Je l’appelle comme ça parce que je ne connais pas son nom. Je me souviendrais toujours, il est venu la première fois il y a 1 an. Sec, froid, autoritaire et ne sachant pas se décider. Je n’avais qu’une hâte, qu’il parte…mais je l’ai évidemment conseillé comme il se doit et souris chaleureusement. Il est reparti avec ses produits en me notifiant clairement que si ce que je lui avait vendu ne lui convenait pas il ne reviendrait pas. Je me suis dis et ben bon débarras. Sauf qu’il est revenu. Tout sourire. Me félicitant pour la manière dont j’avais capté ses goûts. Alors il m’a redemandé une sélection, sans goûter, juste en me faisant confiance. Puis il a fini par venir juste me dire bonjour, puis acheter pour toute sa famille.

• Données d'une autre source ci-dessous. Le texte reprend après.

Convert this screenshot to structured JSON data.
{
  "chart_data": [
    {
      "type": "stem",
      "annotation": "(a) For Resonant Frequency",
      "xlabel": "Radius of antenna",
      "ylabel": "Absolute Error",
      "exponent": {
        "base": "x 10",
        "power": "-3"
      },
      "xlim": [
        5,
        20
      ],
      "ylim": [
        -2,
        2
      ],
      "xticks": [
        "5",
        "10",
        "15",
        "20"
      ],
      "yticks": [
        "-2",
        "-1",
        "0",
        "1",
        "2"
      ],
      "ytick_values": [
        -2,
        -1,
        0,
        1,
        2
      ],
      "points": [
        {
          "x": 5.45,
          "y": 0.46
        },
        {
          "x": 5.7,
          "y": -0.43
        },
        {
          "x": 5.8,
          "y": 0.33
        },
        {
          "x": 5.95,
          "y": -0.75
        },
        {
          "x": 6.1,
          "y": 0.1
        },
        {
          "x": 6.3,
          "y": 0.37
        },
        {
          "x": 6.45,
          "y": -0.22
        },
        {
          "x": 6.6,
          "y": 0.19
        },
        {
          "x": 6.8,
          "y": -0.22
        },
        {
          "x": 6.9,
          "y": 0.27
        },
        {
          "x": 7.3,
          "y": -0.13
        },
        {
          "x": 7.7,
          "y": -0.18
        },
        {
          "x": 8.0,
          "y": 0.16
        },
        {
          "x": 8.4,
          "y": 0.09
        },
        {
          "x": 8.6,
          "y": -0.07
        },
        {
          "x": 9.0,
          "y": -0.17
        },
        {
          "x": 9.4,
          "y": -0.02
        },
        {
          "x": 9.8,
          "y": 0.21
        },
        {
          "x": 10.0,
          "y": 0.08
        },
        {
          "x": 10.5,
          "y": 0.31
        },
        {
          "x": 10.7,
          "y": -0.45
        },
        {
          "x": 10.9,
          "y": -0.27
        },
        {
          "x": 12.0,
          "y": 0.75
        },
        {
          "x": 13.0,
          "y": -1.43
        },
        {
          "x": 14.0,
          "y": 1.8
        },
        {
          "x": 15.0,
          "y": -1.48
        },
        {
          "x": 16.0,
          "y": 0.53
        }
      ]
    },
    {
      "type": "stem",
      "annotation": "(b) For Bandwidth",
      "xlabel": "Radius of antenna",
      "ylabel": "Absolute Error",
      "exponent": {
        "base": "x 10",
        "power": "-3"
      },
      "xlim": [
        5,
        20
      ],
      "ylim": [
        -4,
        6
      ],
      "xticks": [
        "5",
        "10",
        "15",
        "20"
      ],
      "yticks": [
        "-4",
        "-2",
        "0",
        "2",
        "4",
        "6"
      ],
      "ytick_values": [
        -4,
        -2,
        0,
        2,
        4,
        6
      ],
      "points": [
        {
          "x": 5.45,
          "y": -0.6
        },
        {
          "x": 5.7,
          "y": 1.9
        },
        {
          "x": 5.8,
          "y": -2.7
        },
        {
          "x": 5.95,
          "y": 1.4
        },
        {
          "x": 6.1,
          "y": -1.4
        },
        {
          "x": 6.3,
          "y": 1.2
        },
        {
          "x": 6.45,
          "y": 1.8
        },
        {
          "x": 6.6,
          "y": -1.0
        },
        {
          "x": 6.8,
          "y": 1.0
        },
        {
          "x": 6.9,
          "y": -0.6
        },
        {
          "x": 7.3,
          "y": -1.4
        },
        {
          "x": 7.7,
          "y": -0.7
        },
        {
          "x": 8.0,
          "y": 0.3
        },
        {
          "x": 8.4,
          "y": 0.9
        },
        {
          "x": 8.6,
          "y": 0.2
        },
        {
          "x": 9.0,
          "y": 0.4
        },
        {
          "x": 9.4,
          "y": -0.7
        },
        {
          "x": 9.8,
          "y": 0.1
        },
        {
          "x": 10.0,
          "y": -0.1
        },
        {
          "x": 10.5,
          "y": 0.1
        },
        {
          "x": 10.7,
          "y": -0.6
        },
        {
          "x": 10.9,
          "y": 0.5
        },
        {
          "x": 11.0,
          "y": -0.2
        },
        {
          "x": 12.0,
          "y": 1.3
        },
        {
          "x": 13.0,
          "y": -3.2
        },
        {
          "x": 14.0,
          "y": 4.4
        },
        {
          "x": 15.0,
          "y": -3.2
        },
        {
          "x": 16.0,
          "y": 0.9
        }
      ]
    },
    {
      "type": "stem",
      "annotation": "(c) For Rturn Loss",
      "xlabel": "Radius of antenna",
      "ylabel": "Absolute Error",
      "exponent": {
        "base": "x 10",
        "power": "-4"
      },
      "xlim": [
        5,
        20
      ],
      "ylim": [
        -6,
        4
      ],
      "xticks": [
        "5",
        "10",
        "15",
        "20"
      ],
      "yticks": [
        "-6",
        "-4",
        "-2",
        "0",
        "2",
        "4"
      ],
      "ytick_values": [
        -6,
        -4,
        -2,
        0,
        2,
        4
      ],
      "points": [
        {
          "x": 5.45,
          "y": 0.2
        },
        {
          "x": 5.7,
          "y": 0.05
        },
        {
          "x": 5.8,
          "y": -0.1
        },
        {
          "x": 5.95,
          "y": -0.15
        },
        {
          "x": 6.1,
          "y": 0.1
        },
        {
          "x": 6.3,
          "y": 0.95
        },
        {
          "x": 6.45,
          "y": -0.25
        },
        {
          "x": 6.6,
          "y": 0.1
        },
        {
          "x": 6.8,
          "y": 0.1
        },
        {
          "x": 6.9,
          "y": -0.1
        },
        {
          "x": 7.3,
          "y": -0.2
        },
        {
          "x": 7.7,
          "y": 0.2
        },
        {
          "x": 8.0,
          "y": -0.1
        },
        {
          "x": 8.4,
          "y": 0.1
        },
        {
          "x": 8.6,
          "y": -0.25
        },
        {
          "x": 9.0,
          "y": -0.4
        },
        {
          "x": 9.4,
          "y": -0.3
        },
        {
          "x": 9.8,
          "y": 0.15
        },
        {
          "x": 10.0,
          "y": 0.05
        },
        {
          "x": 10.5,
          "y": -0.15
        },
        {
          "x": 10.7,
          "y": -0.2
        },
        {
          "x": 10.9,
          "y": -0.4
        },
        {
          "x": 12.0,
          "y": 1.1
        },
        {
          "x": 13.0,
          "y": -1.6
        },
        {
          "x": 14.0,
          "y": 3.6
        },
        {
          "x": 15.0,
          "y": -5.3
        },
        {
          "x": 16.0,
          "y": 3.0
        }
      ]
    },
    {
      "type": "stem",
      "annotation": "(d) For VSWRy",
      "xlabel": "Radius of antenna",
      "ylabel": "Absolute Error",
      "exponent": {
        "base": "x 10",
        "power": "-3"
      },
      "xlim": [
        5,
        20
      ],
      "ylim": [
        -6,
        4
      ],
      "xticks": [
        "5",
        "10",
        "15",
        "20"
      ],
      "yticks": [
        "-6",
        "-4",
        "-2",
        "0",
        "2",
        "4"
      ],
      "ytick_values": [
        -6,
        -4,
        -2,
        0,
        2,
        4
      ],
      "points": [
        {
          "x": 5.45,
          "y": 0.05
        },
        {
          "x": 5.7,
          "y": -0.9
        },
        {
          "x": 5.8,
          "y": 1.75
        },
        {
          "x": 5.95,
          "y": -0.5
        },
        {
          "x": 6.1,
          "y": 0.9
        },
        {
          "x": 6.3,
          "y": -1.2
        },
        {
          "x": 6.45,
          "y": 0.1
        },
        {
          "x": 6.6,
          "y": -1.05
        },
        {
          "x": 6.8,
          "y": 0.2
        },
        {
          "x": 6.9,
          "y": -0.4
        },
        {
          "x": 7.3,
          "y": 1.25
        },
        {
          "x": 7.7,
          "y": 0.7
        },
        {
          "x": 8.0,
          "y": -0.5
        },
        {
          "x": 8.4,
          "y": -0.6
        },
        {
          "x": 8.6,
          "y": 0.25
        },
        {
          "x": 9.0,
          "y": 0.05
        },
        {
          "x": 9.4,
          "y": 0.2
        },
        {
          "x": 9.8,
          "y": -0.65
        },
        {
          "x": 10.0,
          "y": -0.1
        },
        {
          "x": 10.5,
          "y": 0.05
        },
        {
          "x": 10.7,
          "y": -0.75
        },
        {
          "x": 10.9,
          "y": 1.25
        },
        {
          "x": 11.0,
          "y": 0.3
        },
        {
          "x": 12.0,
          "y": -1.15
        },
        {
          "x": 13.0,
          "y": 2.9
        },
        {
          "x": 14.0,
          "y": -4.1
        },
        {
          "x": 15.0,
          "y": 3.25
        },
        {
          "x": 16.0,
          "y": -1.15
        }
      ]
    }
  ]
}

Maintenant il passe presque tous les matins (pas pour moi spécialement hein il fait ses autres courses et s’arrête en passant devant la boutique), me raconte un peu sa vie, sa fille, sa petit-fille, elles ont adoré le vinaigre que je lui ai vendu, puis cette huile. Il fait des blagues. Et depuis peu, j’appellerai ça presque une consécration lol, il ne vient acheter que si je suis là. J’ai été absente une semaine il y a peu alors dès mon retour il m’a demandé si tout allait bien, qu’il s’inquiétait. Alors non il ne veut pas de carte de fidélité, juste ce moment d’échange et savoir que quelqu’un saura toujours le conseiller.

Ma petite mamy

Il y a aussi le pendant féminin de mon petit papy. Une dame avec un accent de l’est. Pareil un jour elle vient en période de promotion et me demande, après m’avoir expliqué ce qu’elle aimait manger en général, je lui vendre 2 huiles. Non elle ne veut pas goûter.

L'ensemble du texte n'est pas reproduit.